Gestion de crise : Comment « faire de la relation une stratégie »

Dédicacé le 16 juillet à Yaoundé 2026, le 1er ouvrage d’André Stéphane Mahob Mbock fait de la relation humaine la clé de voûte de la gestion de crise. 
Par Désiré Domo
L’amphithéâtre Hervé Bourges de l’École supérieure des sciences et techniques de l’information et de la communication (Esstic), était plein à craquer le 16 juillet 2026. Organisée sur le campus de l’Esstic, la dédicace d’André Stéphane Mahob Mbock a rassemblé professionnels de la communication, dirigeants, étudiants et acteurs de la société civile. Au programme : table-ronde, échanges avec l’auteur et séance de dédicace. Cette formule a permis à un public hétérogène de dialoguer directement avec le consultant et d’approfondir les enjeux de la communication de crise dans un environnement connecté et instable.
Intitulé «Gestion de crise : Faire de la relation une stratégie» et publié en janvier 2026 aux Éditions Gereso, l’ouvrage de 164 pages place l’humain au cœur du dispositif. Pour l’auteur, la crise ne crée pas les failles. Elle les révèle. Et ce qui distingue deux organisations confrontées aux mêmes outils et aux mêmes procédures, c’est le capital relationnel. «Cet ouvrage s’inscrit dans une démarche de rupture. Il vise à mettre la relation humaine au cœur de la gestion de crise. La crise agit comme un révélateur : elle met à nu la qualité des relations entre une organisation et ses publics », a expliqué André Stéphane Mahob Mbock. Le livre défend une lecture stratégique de la prévention et de la gestion des situations sensibles. Il montre que les parties prenantes, internes comme externes, peuvent devenir des alliés précieux, des observateurs passifs, ou des détracteurs actifs. Cette posture ne dépend pas du process, mais de la confiance construite en amont. Entretenir, renforcer et, si besoin, restaurer les liens devient alors une condition essentielle pour résoudre la crise.
 
En préfaçant l’ouvrage, Frédéric Fougerat, président de Tenkan Paris et expert en communication de crise, rappelle que la qualité des relations conditionne directement l’efficacité de la communication et la confiance des publics. L’ouvrage se veut ainsi un guide à la fois pratique et prospectif, à destination des étudiants et des praticiens. Il combine procédures claires, études de cas et avis d’experts pour outiller ceux qui doivent anticiper et répondre.

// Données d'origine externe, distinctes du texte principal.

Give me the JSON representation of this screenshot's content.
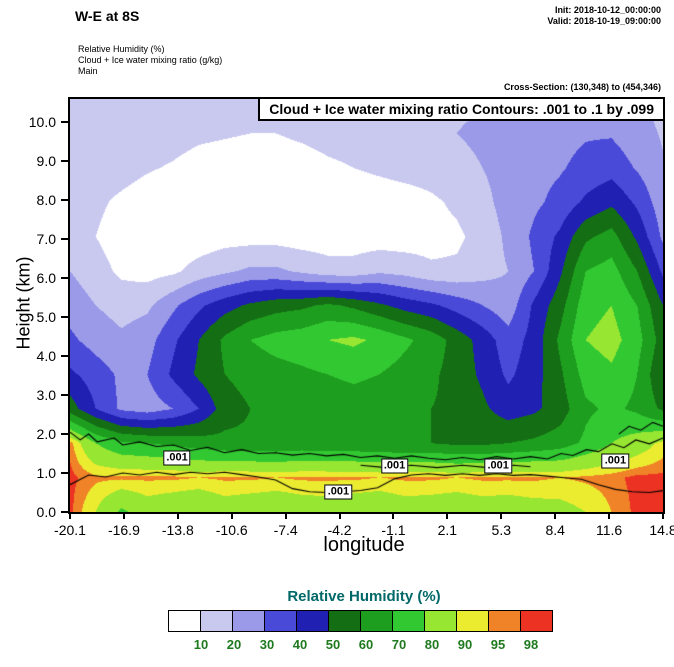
{
  "header": {
    "title": "W-E at 8S",
    "init_line": "Init: 2018-10-12_00:00:00",
    "valid_line": "Valid: 2018-10-19_09:00:00",
    "subtitle_lines": [
      "Relative Humidity  (%)",
      "Cloud + Ice water mixing ratio  (g/kg)",
      "Main"
    ],
    "cross_section": "Cross-Section: (130,348) to (454,346)"
  },
  "plot": {
    "banner": "Cloud + Ice water mixing ratio Contours: .001 to .1 by .099",
    "xlabel": "longitude",
    "ylabel": "Height (km)"
  },
  "colorbar": {
    "title": "Relative Humidity  (%)",
    "title_color": "#006868",
    "label_color": "#1f7a1f",
    "levels": [
      10,
      20,
      30,
      40,
      50,
      60,
      70,
      80,
      90,
      95,
      98
    ],
    "colors": [
      "#FFFFFF",
      "#C9C9F0",
      "#9A9AE8",
      "#4A4AD9",
      "#2020B2",
      "#146E14",
      "#1E9E1E",
      "#32C832",
      "#96E632",
      "#EBEB30",
      "#F08228",
      "#EB3223"
    ]
  },
  "chart_data": {
    "type": "heatmap",
    "title": "W-E at 8S",
    "xlabel": "longitude",
    "ylabel": "Height (km)",
    "x_range": [
      -20.1,
      14.8
    ],
    "y_range": [
      0,
      10.6
    ],
    "x_ticks": [
      "-20.1",
      "-16.9",
      "-13.8",
      "-10.6",
      "-7.4",
      "-4.2",
      "-1.1",
      "2.1",
      "5.3",
      "8.4",
      "11.6",
      "14.8"
    ],
    "y_ticks": [
      "0.0",
      "1.0",
      "2.0",
      "3.0",
      "4.0",
      "5.0",
      "6.0",
      "7.0",
      "8.0",
      "9.0",
      "10.0"
    ],
    "field_name": "Relative Humidity (%)",
    "grid": {
      "note": "relative humidity (%) on uniform grid, rows bottom(0km) to top(10.6km), cols -20.1 to 14.8 lon",
      "rh": [
        [
          99,
          90,
          78,
          85,
          82,
          80,
          85,
          83,
          82,
          84,
          85,
          83,
          82,
          85,
          84,
          83,
          85,
          84,
          86,
          87,
          90,
          95,
          99,
          99
        ],
        [
          99,
          96,
          96,
          96,
          96,
          95,
          96,
          96,
          95,
          96,
          96,
          96,
          95,
          96,
          96,
          95,
          96,
          96,
          96,
          95,
          96,
          97,
          99,
          99
        ],
        [
          97,
          80,
          72,
          70,
          68,
          65,
          63,
          62,
          62,
          63,
          62,
          62,
          61,
          60,
          60,
          58,
          58,
          60,
          62,
          65,
          72,
          80,
          85,
          92
        ],
        [
          55,
          40,
          28,
          25,
          30,
          40,
          55,
          60,
          62,
          63,
          64,
          65,
          64,
          63,
          60,
          58,
          52,
          45,
          48,
          55,
          68,
          72,
          68,
          58
        ],
        [
          42,
          35,
          28,
          30,
          42,
          52,
          60,
          64,
          66,
          68,
          70,
          72,
          70,
          66,
          62,
          56,
          48,
          38,
          46,
          58,
          74,
          78,
          70,
          50
        ],
        [
          32,
          26,
          22,
          26,
          38,
          50,
          62,
          70,
          74,
          76,
          80,
          82,
          78,
          72,
          66,
          56,
          46,
          34,
          44,
          62,
          80,
          84,
          74,
          55
        ],
        [
          26,
          20,
          16,
          18,
          28,
          38,
          46,
          52,
          56,
          58,
          62,
          58,
          52,
          46,
          42,
          36,
          30,
          24,
          42,
          56,
          76,
          80,
          70,
          50
        ],
        [
          20,
          14,
          8,
          6,
          8,
          14,
          18,
          22,
          22,
          18,
          14,
          14,
          18,
          16,
          12,
          12,
          16,
          20,
          30,
          48,
          70,
          74,
          60,
          38
        ],
        [
          16,
          10,
          5,
          3,
          3,
          4,
          6,
          6,
          6,
          5,
          5,
          5,
          5,
          5,
          6,
          8,
          14,
          22,
          32,
          42,
          58,
          64,
          48,
          28
        ],
        [
          15,
          12,
          8,
          5,
          3,
          3,
          3,
          3,
          3,
          3,
          3,
          3,
          4,
          5,
          8,
          12,
          17,
          24,
          28,
          33,
          42,
          48,
          38,
          24
        ],
        [
          18,
          15,
          14,
          11,
          9,
          6,
          5,
          4,
          4,
          5,
          8,
          10,
          12,
          14,
          15,
          17,
          20,
          24,
          27,
          29,
          33,
          36,
          29,
          21
        ],
        [
          20,
          18,
          17,
          15,
          14,
          12,
          11,
          10,
          10,
          12,
          14,
          15,
          17,
          18,
          19,
          20,
          22,
          24,
          25,
          27,
          29,
          29,
          24,
          19
        ],
        [
          18,
          16,
          15,
          14,
          12,
          12,
          11,
          11,
          11,
          12,
          14,
          14,
          15,
          17,
          17,
          18,
          19,
          20,
          21,
          22,
          24,
          24,
          21,
          17
        ]
      ]
    },
    "cloud_contours": {
      "contour_spec": ".001 to .1 by .099",
      "labels": [
        {
          "x": -13.8,
          "y": 1.38,
          "text": ".001"
        },
        {
          "x": -4.3,
          "y": 0.52,
          "text": ".001"
        },
        {
          "x": -1.0,
          "y": 1.18,
          "text": ".001"
        },
        {
          "x": 5.1,
          "y": 1.18,
          "text": ".001"
        },
        {
          "x": 12.0,
          "y": 1.32,
          "text": ".001"
        }
      ],
      "paths": [
        [
          [
            -20.1,
            2.05
          ],
          [
            -19.5,
            1.85
          ],
          [
            -19.0,
            2.0
          ],
          [
            -18.5,
            1.8
          ],
          [
            -17.5,
            1.9
          ],
          [
            -17.0,
            1.72
          ],
          [
            -16.0,
            1.8
          ],
          [
            -15.0,
            1.68
          ],
          [
            -14.0,
            1.72
          ],
          [
            -13.0,
            1.58
          ],
          [
            -12.0,
            1.66
          ],
          [
            -11.0,
            1.52
          ],
          [
            -10.0,
            1.6
          ],
          [
            -9.0,
            1.5
          ],
          [
            -8.0,
            1.52
          ],
          [
            -7.0,
            1.46
          ],
          [
            -6.0,
            1.5
          ],
          [
            -5.0,
            1.44
          ],
          [
            -4.0,
            1.48
          ],
          [
            -3.0,
            1.4
          ],
          [
            -2.0,
            1.44
          ],
          [
            -1.0,
            1.38
          ],
          [
            0.0,
            1.44
          ],
          [
            1.0,
            1.38
          ],
          [
            2.0,
            1.34
          ],
          [
            3.0,
            1.4
          ],
          [
            4.0,
            1.34
          ],
          [
            5.0,
            1.42
          ],
          [
            6.0,
            1.36
          ],
          [
            7.0,
            1.42
          ],
          [
            8.0,
            1.36
          ],
          [
            8.8,
            1.5
          ],
          [
            9.5,
            1.45
          ],
          [
            10.3,
            1.6
          ],
          [
            11.0,
            1.55
          ],
          [
            11.8,
            1.75
          ],
          [
            12.5,
            1.65
          ],
          [
            13.2,
            1.85
          ],
          [
            14.0,
            1.75
          ],
          [
            14.8,
            1.9
          ]
        ],
        [
          [
            -20.1,
            0.7
          ],
          [
            -19.0,
            0.95
          ],
          [
            -18.0,
            0.9
          ],
          [
            -17.0,
            1.0
          ],
          [
            -16.0,
            0.95
          ],
          [
            -15.0,
            1.02
          ],
          [
            -14.0,
            0.96
          ],
          [
            -13.0,
            1.02
          ],
          [
            -12.0,
            0.98
          ],
          [
            -11.0,
            1.02
          ],
          [
            -10.0,
            0.96
          ],
          [
            -9.0,
            0.9
          ],
          [
            -8.0,
            0.82
          ],
          [
            -7.0,
            0.6
          ],
          [
            -6.0,
            0.52
          ],
          [
            -5.0,
            0.5
          ],
          [
            -4.0,
            0.52
          ],
          [
            -3.0,
            0.55
          ],
          [
            -2.0,
            0.62
          ],
          [
            -1.0,
            0.85
          ],
          [
            0.0,
            0.95
          ],
          [
            1.0,
            0.98
          ],
          [
            2.0,
            0.94
          ],
          [
            3.0,
            0.98
          ],
          [
            4.0,
            0.94
          ],
          [
            5.0,
            0.98
          ],
          [
            6.0,
            0.94
          ],
          [
            7.0,
            0.96
          ],
          [
            8.0,
            0.92
          ],
          [
            9.0,
            0.88
          ],
          [
            10.0,
            0.84
          ],
          [
            11.0,
            0.7
          ],
          [
            12.0,
            0.58
          ],
          [
            13.0,
            0.52
          ],
          [
            14.0,
            0.5
          ],
          [
            14.8,
            0.55
          ]
        ],
        [
          [
            -3.0,
            1.2
          ],
          [
            -1.5,
            1.14
          ],
          [
            0.0,
            1.2
          ],
          [
            1.5,
            1.14
          ],
          [
            3.0,
            1.2
          ],
          [
            4.5,
            1.14
          ],
          [
            6.0,
            1.2
          ],
          [
            7.0,
            1.16
          ]
        ],
        [
          [
            12.2,
            2.0
          ],
          [
            12.8,
            2.2
          ],
          [
            13.5,
            2.1
          ],
          [
            14.2,
            2.3
          ],
          [
            14.8,
            2.2
          ]
        ]
      ]
    }
  }
}
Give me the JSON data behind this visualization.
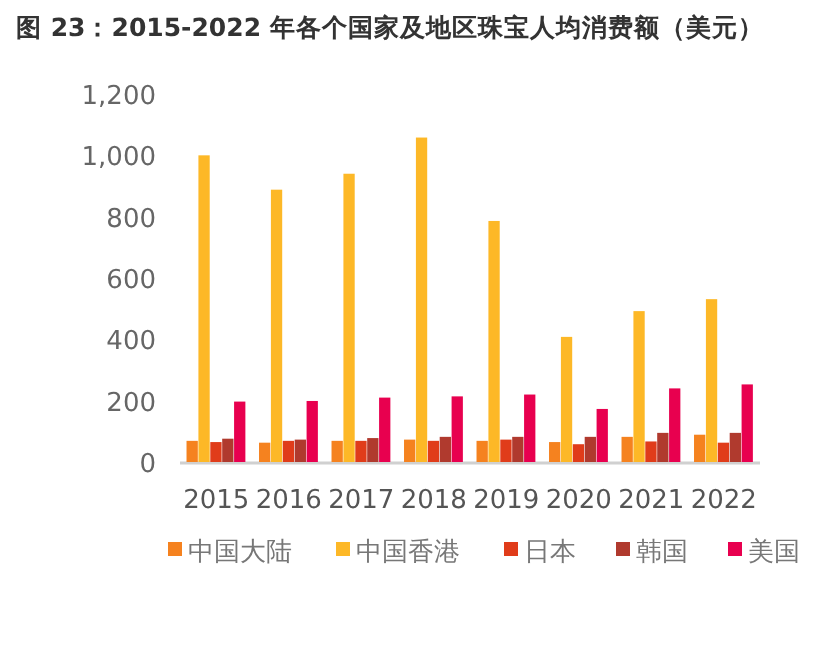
{
  "chart_data": {
    "type": "bar",
    "title": "图 23：2015-2022 年各个国家及地区珠宝人均消费额（美元）",
    "categories": [
      "2015",
      "2016",
      "2017",
      "2018",
      "2019",
      "2020",
      "2021",
      "2022"
    ],
    "series": [
      {
        "name": "中国大陆",
        "color": "#f5821f",
        "values": [
          69,
          63,
          69,
          73,
          69,
          65,
          82,
          89
        ]
      },
      {
        "name": "中国香港",
        "color": "#fdb827",
        "values": [
          1000,
          888,
          940,
          1058,
          786,
          408,
          492,
          531
        ]
      },
      {
        "name": "日本",
        "color": "#e03c1a",
        "values": [
          65,
          69,
          69,
          69,
          73,
          58,
          67,
          63
        ]
      },
      {
        "name": "韩国",
        "color": "#b03a2e",
        "values": [
          76,
          73,
          78,
          82,
          82,
          82,
          95,
          95
        ]
      },
      {
        "name": "美国",
        "color": "#e8004f",
        "values": [
          197,
          199,
          210,
          214,
          220,
          173,
          240,
          253
        ]
      }
    ],
    "ylim": [
      0,
      1200
    ],
    "yticks": [
      0,
      {
        "value": 200,
        "label": "200"
      },
      {
        "value": 400,
        "label": "400"
      },
      {
        "value": 600,
        "label": "600"
      },
      {
        "value": 800,
        "label": "800"
      },
      {
        "value": 1000,
        "label": "1,000"
      },
      {
        "value": 1200,
        "label": "1,200"
      }
    ],
    "grid": false,
    "legend": "bottom"
  }
}
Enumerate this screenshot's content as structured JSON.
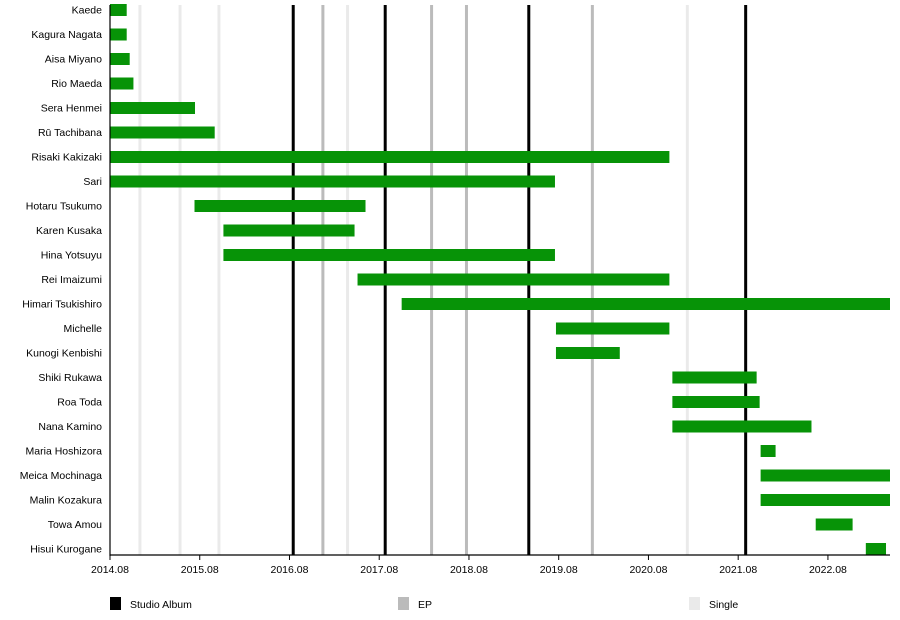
{
  "chart_data": {
    "type": "timeline",
    "x_axis": {
      "range": [
        "2014-08-01",
        "2023-04-10"
      ],
      "tick_labels": [
        "2014.08",
        "2015.08",
        "2016.08",
        "2017.08",
        "2018.08",
        "2019.08",
        "2020.08",
        "2021.08",
        "2022.08"
      ]
    },
    "colors": {
      "member_bar": "#079307",
      "Studio Album": "#000000",
      "EP": "#bbbbbb",
      "Single": "#eaeaea"
    },
    "members": [
      {
        "name": "Kaede",
        "start": "2014-08-01",
        "end": "2014-10-08"
      },
      {
        "name": "Kagura Nagata",
        "start": "2014-08-01",
        "end": "2014-10-08"
      },
      {
        "name": "Aisa Miyano",
        "start": "2014-08-01",
        "end": "2014-10-20"
      },
      {
        "name": "Rio Maeda",
        "start": "2014-08-01",
        "end": "2014-11-05"
      },
      {
        "name": "Sera Henmei",
        "start": "2014-08-01",
        "end": "2015-07-12"
      },
      {
        "name": "Rū Tachibana",
        "start": "2014-08-01",
        "end": "2015-10-01"
      },
      {
        "name": "Risaki Kakizaki",
        "start": "2014-08-01",
        "end": "2020-10-25"
      },
      {
        "name": "Sari",
        "start": "2014-08-01",
        "end": "2019-07-16"
      },
      {
        "name": "Hotaru Tsukumo",
        "start": "2015-07-10",
        "end": "2017-06-06"
      },
      {
        "name": "Karen Kusaka",
        "start": "2015-11-06",
        "end": "2017-04-22"
      },
      {
        "name": "Hina Yotsuyu",
        "start": "2015-11-06",
        "end": "2019-07-16"
      },
      {
        "name": "Rei Imaizumi",
        "start": "2017-05-04",
        "end": "2020-10-25"
      },
      {
        "name": "Himari Tsukishiro",
        "start": "2017-11-01",
        "end": "2023-04-10"
      },
      {
        "name": "Michelle",
        "start": "2019-07-20",
        "end": "2020-10-25"
      },
      {
        "name": "Kunogi Kenbishi",
        "start": "2019-07-20",
        "end": "2020-04-06"
      },
      {
        "name": "Shiki Rukawa",
        "start": "2020-11-07",
        "end": "2021-10-15"
      },
      {
        "name": "Roa Toda",
        "start": "2020-11-07",
        "end": "2021-10-27"
      },
      {
        "name": "Nana Kamino",
        "start": "2020-11-07",
        "end": "2022-05-25"
      },
      {
        "name": "Maria Hoshizora",
        "start": "2021-11-01",
        "end": "2022-01-01"
      },
      {
        "name": "Meica Mochinaga",
        "start": "2021-11-01",
        "end": "2023-04-10"
      },
      {
        "name": "Malin Kozakura",
        "start": "2021-11-01",
        "end": "2023-04-10"
      },
      {
        "name": "Towa Amou",
        "start": "2022-06-12",
        "end": "2022-11-10"
      },
      {
        "name": "Hisui Kurogane",
        "start": "2023-01-03",
        "end": "2023-03-24"
      }
    ],
    "releases": [
      {
        "type": "Single",
        "date": "2014-12-01"
      },
      {
        "type": "Single",
        "date": "2015-05-12"
      },
      {
        "type": "Single",
        "date": "2015-10-18"
      },
      {
        "type": "Single",
        "date": "2017-03-24"
      },
      {
        "type": "Single",
        "date": "2021-01-07"
      },
      {
        "type": "EP",
        "date": "2016-12-15"
      },
      {
        "type": "EP",
        "date": "2018-03-01"
      },
      {
        "type": "EP",
        "date": "2018-07-21"
      },
      {
        "type": "EP",
        "date": "2019-12-16"
      },
      {
        "type": "Studio Album",
        "date": "2016-08-16"
      },
      {
        "type": "Studio Album",
        "date": "2017-08-25"
      },
      {
        "type": "Studio Album",
        "date": "2019-04-01"
      },
      {
        "type": "Studio Album",
        "date": "2021-09-01"
      }
    ],
    "legend": {
      "position": "bottom",
      "items": [
        "Studio Album",
        "EP",
        "Single"
      ]
    }
  }
}
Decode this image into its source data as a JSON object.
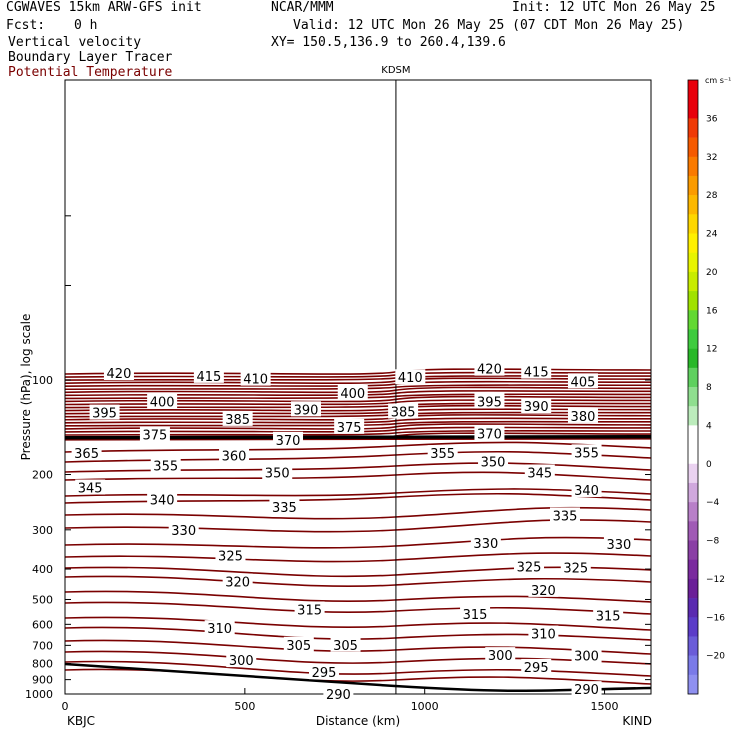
{
  "header": {
    "model": "CGWAVES 15km ARW-GFS init",
    "org": "NCAR/MMM",
    "init": "Init: 12 UTC Mon 26 May 25",
    "fcst_label": "Fcst:",
    "fcst_value": "0 h",
    "valid": "Valid: 12 UTC Mon 26 May 25 (07 CDT Mon 26 May 25)",
    "field1": "Vertical velocity",
    "field2": "Boundary Layer Tracer",
    "field3": "Potential Temperature",
    "xy": "XY= 150.5,136.9 to 260.4,139.6"
  },
  "colorbar": {
    "unit": "cm s⁻¹",
    "labels": [
      "36",
      "32",
      "28",
      "24",
      "20",
      "16",
      "12",
      "8",
      "4",
      "0",
      "−4",
      "−8",
      "−12",
      "−16",
      "−20"
    ],
    "colors": [
      "#e8000b",
      "#e8000b",
      "#ef3a06",
      "#f55a00",
      "#fa7a00",
      "#fb9b00",
      "#fdb800",
      "#fed700",
      "#fff000",
      "#e8f400",
      "#c8ec00",
      "#a0e200",
      "#62d832",
      "#3ecb3e",
      "#28b828",
      "#5fd05f",
      "#8fde8f",
      "#bcecbc",
      "#ffffff",
      "#ffffff",
      "#ead2f0",
      "#d0a8dd",
      "#b87fc8",
      "#a05ab5",
      "#8a3fa5",
      "#7a2a9e",
      "#6a1f98",
      "#5a2ab0",
      "#5b3cc8",
      "#6a5cd8",
      "#7a7ae8",
      "#8f90f0"
    ]
  },
  "chart_data": {
    "type": "line",
    "title": "KDSM",
    "xlabel": "Distance (km)",
    "ylabel": "Pressure (hPa), log scale",
    "x_ticks": [
      "0",
      "500",
      "1000",
      "1500"
    ],
    "y_ticks": [
      "100",
      "200",
      "300",
      "400",
      "500",
      "600",
      "700",
      "800",
      "900",
      "1000"
    ],
    "xlim": [
      0,
      1630
    ],
    "ylim_hpa": [
      1050,
      10
    ],
    "left_station": "KBJC",
    "right_station": "KIND",
    "marker_station_km": 920,
    "isentrope_color": "#7a0000",
    "contour_labels": [
      {
        "v": "420",
        "x": 150,
        "p": 95
      },
      {
        "v": "415",
        "x": 400,
        "p": 97
      },
      {
        "v": "410",
        "x": 530,
        "p": 99
      },
      {
        "v": "410",
        "x": 960,
        "p": 98
      },
      {
        "v": "420",
        "x": 1180,
        "p": 92
      },
      {
        "v": "415",
        "x": 1310,
        "p": 94
      },
      {
        "v": "405",
        "x": 1440,
        "p": 101
      },
      {
        "v": "400",
        "x": 270,
        "p": 117
      },
      {
        "v": "400",
        "x": 800,
        "p": 110
      },
      {
        "v": "395",
        "x": 110,
        "p": 127
      },
      {
        "v": "395",
        "x": 1180,
        "p": 117
      },
      {
        "v": "390",
        "x": 670,
        "p": 124
      },
      {
        "v": "390",
        "x": 1310,
        "p": 121
      },
      {
        "v": "385",
        "x": 480,
        "p": 133
      },
      {
        "v": "385",
        "x": 940,
        "p": 126
      },
      {
        "v": "380",
        "x": 1440,
        "p": 130
      },
      {
        "v": "375",
        "x": 250,
        "p": 149
      },
      {
        "v": "375",
        "x": 790,
        "p": 141
      },
      {
        "v": "370",
        "x": 620,
        "p": 155
      },
      {
        "v": "370",
        "x": 1180,
        "p": 148
      },
      {
        "v": "365",
        "x": 60,
        "p": 171
      },
      {
        "v": "360",
        "x": 470,
        "p": 174
      },
      {
        "v": "355",
        "x": 280,
        "p": 187
      },
      {
        "v": "355",
        "x": 1050,
        "p": 171
      },
      {
        "v": "355",
        "x": 1450,
        "p": 170
      },
      {
        "v": "350",
        "x": 590,
        "p": 197
      },
      {
        "v": "350",
        "x": 1190,
        "p": 182
      },
      {
        "v": "345",
        "x": 70,
        "p": 220
      },
      {
        "v": "345",
        "x": 1320,
        "p": 197
      },
      {
        "v": "340",
        "x": 270,
        "p": 240
      },
      {
        "v": "340",
        "x": 1450,
        "p": 224
      },
      {
        "v": "335",
        "x": 610,
        "p": 254
      },
      {
        "v": "335",
        "x": 1390,
        "p": 270
      },
      {
        "v": "330",
        "x": 330,
        "p": 300
      },
      {
        "v": "330",
        "x": 1170,
        "p": 330
      },
      {
        "v": "330",
        "x": 1540,
        "p": 333
      },
      {
        "v": "325",
        "x": 460,
        "p": 362
      },
      {
        "v": "325",
        "x": 1290,
        "p": 393
      },
      {
        "v": "325",
        "x": 1420,
        "p": 396
      },
      {
        "v": "320",
        "x": 480,
        "p": 439
      },
      {
        "v": "320",
        "x": 1330,
        "p": 466
      },
      {
        "v": "315",
        "x": 680,
        "p": 538
      },
      {
        "v": "315",
        "x": 1140,
        "p": 556
      },
      {
        "v": "315",
        "x": 1510,
        "p": 563
      },
      {
        "v": "310",
        "x": 430,
        "p": 617
      },
      {
        "v": "310",
        "x": 1330,
        "p": 642
      },
      {
        "v": "305",
        "x": 650,
        "p": 697
      },
      {
        "v": "305",
        "x": 780,
        "p": 697
      },
      {
        "v": "300",
        "x": 490,
        "p": 780
      },
      {
        "v": "300",
        "x": 1210,
        "p": 752
      },
      {
        "v": "300",
        "x": 1450,
        "p": 754
      },
      {
        "v": "295",
        "x": 720,
        "p": 852
      },
      {
        "v": "295",
        "x": 1310,
        "p": 820
      },
      {
        "v": "290",
        "x": 760,
        "p": 1000
      },
      {
        "v": "290",
        "x": 1450,
        "p": 965
      }
    ]
  }
}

Durant la conférence, les échanges ont porté sur les différentes temporalités de la crise. En amont, l’enjeu est de construire un capital de confiance suffisamment solide pour résister aux turbulences. Quand la crise éclate, il faut privilégier le dialogue, la transparence et le maintien du lien. Après, le travail se poursuit par la reconstruction de la confiance et l’intégration des enseignements dans la gouvernance. Les participants ont interrogé l’auteur sur les méthodes pour mobiliser ce capital relationnel comme levier préventif et curatif. Le choix de l’Esstic n’était pas anodin. En présentant son ouvrage au sein de l’école qui forme les futurs journalistes et communicants du Cameroun, André Stéphane Mahob Mbock inscrivait son intervention dans une démarche de transmission. La rencontre partagée par les dirigeants de l’Esstic au premier rang desquels François Marc Modzom, directeur de l’institution, a aussi mis en lumière le savoir-faire de la jeunesse camerounaise et africaine dans les métiers de la communication et des relations publiques, et la volonté de rapprocher réflexion théorique et pratique professionnelle.
En clôture, l’auteur a résumé sa thèse en une formule : « En temps de crise, une marque aimée survit mieux qu’une marque armée ». Plans d’urgence, éléments de langage et procédures restent indispensables, mais insuffisants. Une crise sans confiance devient un danger pour l’entreprise. Bien gérée, elle peut au contraire révéler la force du collectif et la valeur d’une histoire commune.